Businesses urged to collaborate for more resilient and ethical supply chains

Global supply disruptions are intensifying due to a combination of factors including climate change, regulatory requirements, poor value chain management and exploitative labour practices. Therefore, businesses face mounting pressure to ensure their supply chains are resilient, sustainable, and ethically responsible. The Fairtrade Foundation is calling for pre-competitive collaboration to address these challenges. Recognising that no single company or producer can solve the scale of today’s supply chain challenges alone, Shared Impact is Fairtrade’s solution, uniting retailers to pool sourcing of cocoa, bananas, or coffee. Approved by the CMA in 2023, it strengthens supply chain resilience, boosts producer incomes, and enables long-term sustainability investments through fair pricing and strategic interventions.  

Kerrina Thorogood, Partnerships Director at the Fairtrade Foundation: 

“Ahead of The Economist’s 10th Anniversary Sustainability Week, where I’ll be speaking on 12th March, it’s clear that businesses are under increasing pressure to navigate global supply disruptions while ensuring their supply chains are resilient, sustainable, and ethically responsible. Climate change, regulatory pressures, and ethical concerns pose growing risks that businesses must address. However, tackling these challenges alone can be both costly, complex and incredibly difficult. 

At the Fairtrade Foundation, we believe that pre-competitive collaboration is key to strengthening supply chain resilience. Our newly launched Shared Impact model enables UK grocery retailers to work together to pool sourcing of additional Fairtrade volumes from certified producers, reducing HREDD risks and ensuring supply continuity during disruptions while lowering costs through shared responsibility. By making longer-term sourcing commitments (3-5 years), businesses can help stabilise farmer incomes and  mitigate supply-chain vulnerabilities through longer term programme interventions such as  agroforestry. This, in turn, ensures that farmers have the resources to withstand economic and environmental volatility. 

Issues such as poor value-chain management and exploitative labour practices demonstrate the urgent need for businesses to adopt a holistic approach to risk, sustainability, and resilience. Until recently, concerns over competition law had prevented collaboration, but that is changing.

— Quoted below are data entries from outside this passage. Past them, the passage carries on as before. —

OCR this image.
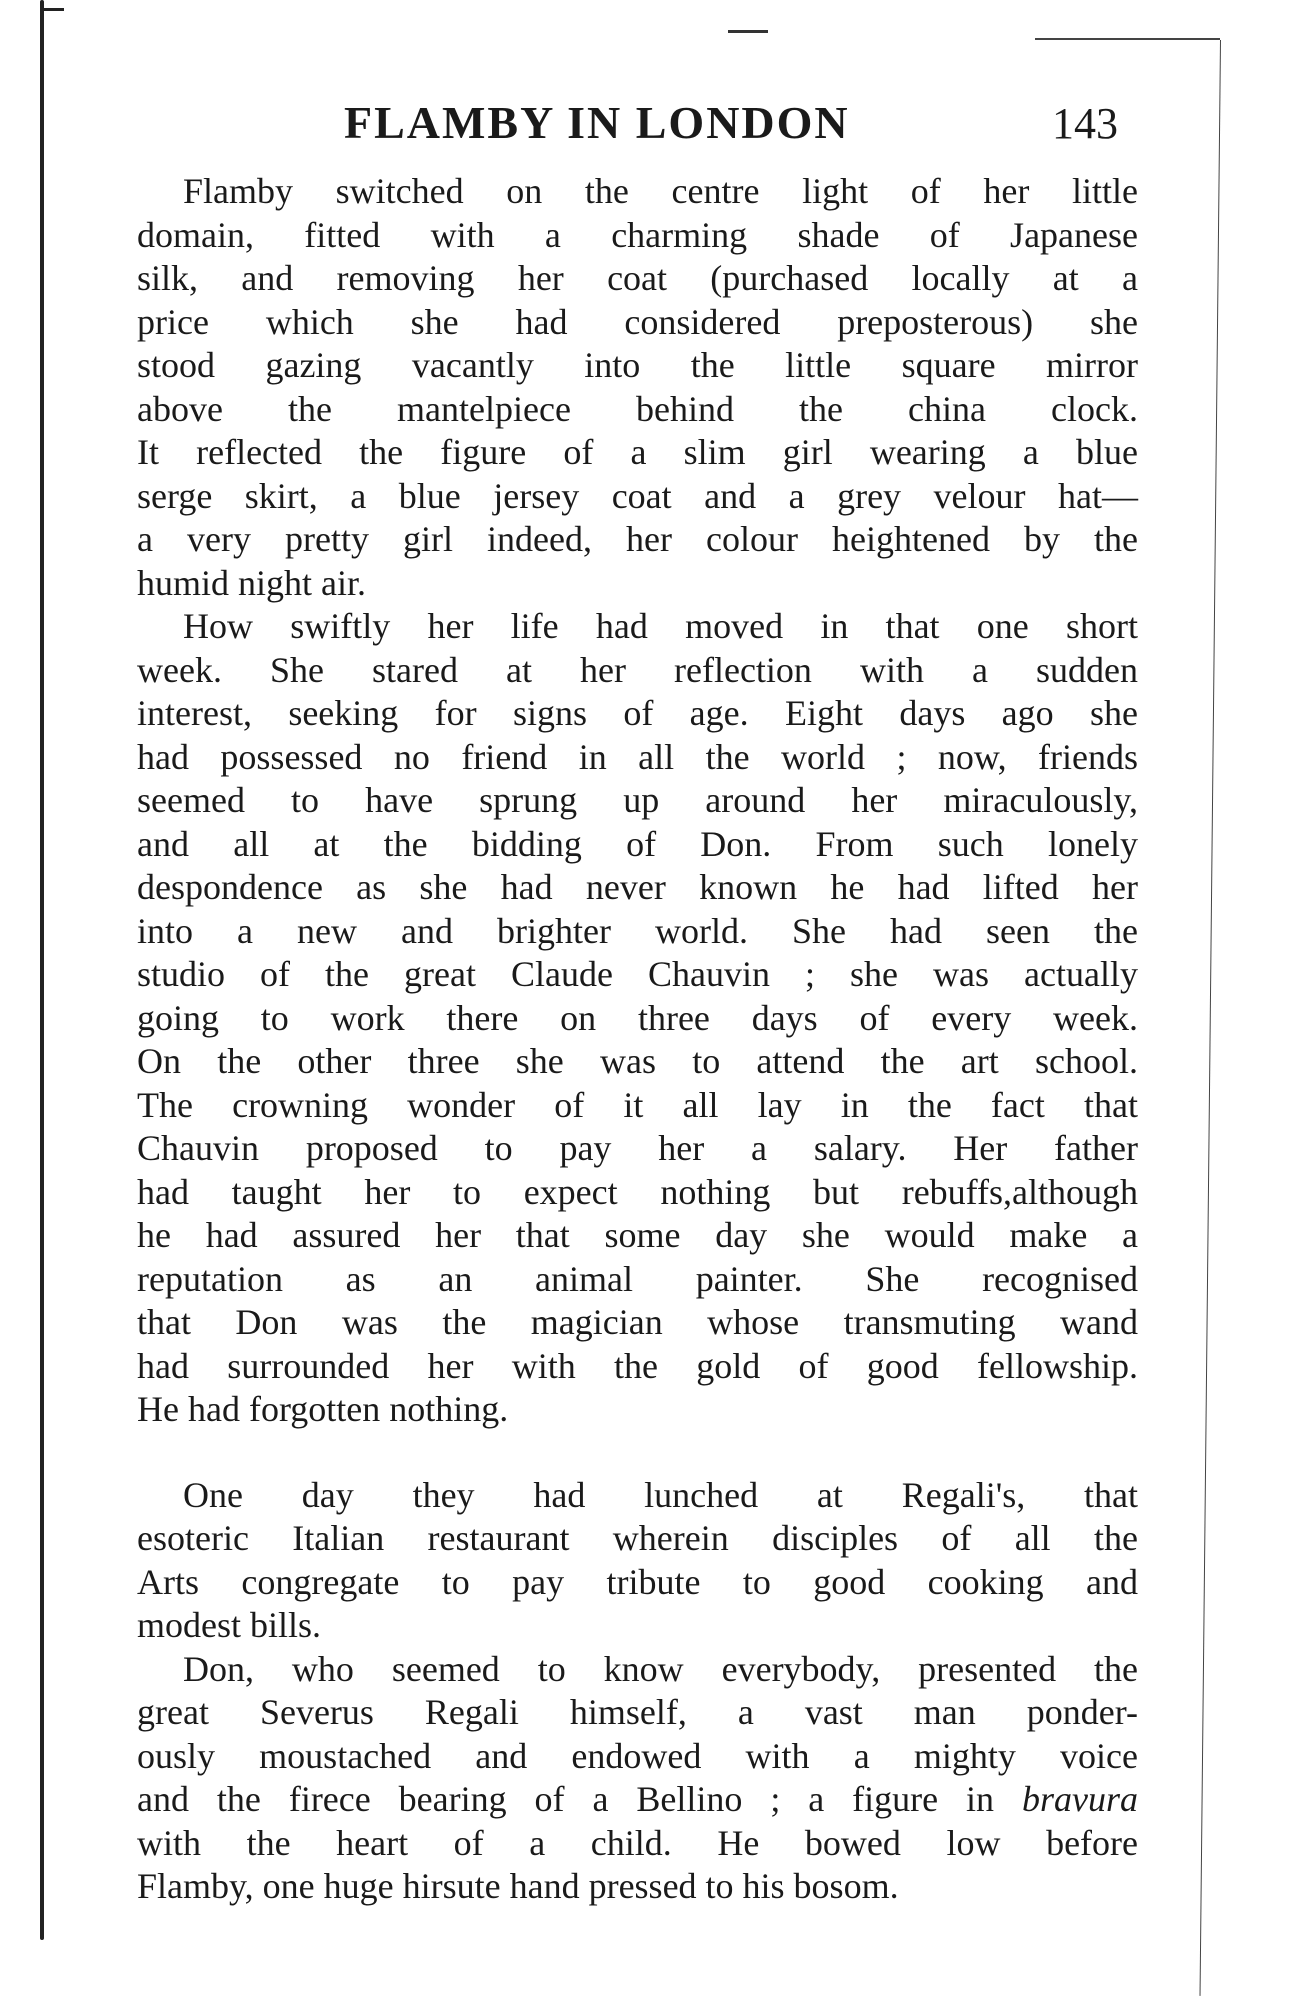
FLAMBY IN LONDON	143
Flamby switched on the centre light of her little
domain, fitted with a charming shade of Japanese
silk, and removing her coat (purchased locally at a
price which she had considered preposterous) she
stood gazing vacantly into the little square mirror
above the mantelpiece behind the china clock.
It reflected the figure of a slim girl wearing a blue
serge skirt, a blue jersey coat and a grey velour hat—
a very pretty girl indeed, her colour heightened by the
humid night air.
How swiftly her life had moved in that one short
week. She stared at her reflection with a sudden
interest, seeking for signs of age. Eight days ago she
had possessed no friend in all the world ; now, friends
seemed to have sprung up around her miraculously,
and all at the bidding of Don. From such lonely
despondence as she had never known he had lifted her
into a new and brighter world. She had seen the
studio of the great Claude Chauvin ; she was actually
going to work there on three days of every week.
On the other three she was to attend the art school.
The crowning wonder of it all lay in the fact that
Chauvin proposed to pay her a salary. Her father
had taught her to expect nothing but rebuffs,although
he had assured her that some day she would make a
reputation as an animal painter. She recognised
that Don was the magician whose transmuting wand
had surrounded her with the gold of good fellowship.
He had forgotten nothing.
One day they had lunched at Regali's, that
esoteric Italian restaurant wherein disciples of all the
Arts congregate to pay tribute to good cooking and
modest bills.
Don, who seemed to know everybody, presented the
great Severus Regali himself, a vast man ponder-
ously moustached and endowed with a mighty voice
and the firece bearing of a Bellino ; a figure in bravura
with the heart of a child. He bowed low before
Flamby, one huge hirsute hand pressed to his bosom.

The UK Competition and Markets Authority (CMA) has provided guidance supporting the Shared Impact model, confirming that businesses can work together to drive sustainability without breaching competition law. 

At Sustainability Week on 12th March, I will be speaking on the panel ‘New Perspectives on Old Problems: Navigating Global Supply Disruptions and Building Resilience,’ where we’ll explore the critical pinch points in global supply chains and how businesses can tackle them through collaboration, ethical sourcing, and shared responsibility. I look forward to the discussion and to highlighting how innovative models like Shared Impact can help businesses strengthen their supply chains while exercising responsibility to stakeholders, investors and consumers.”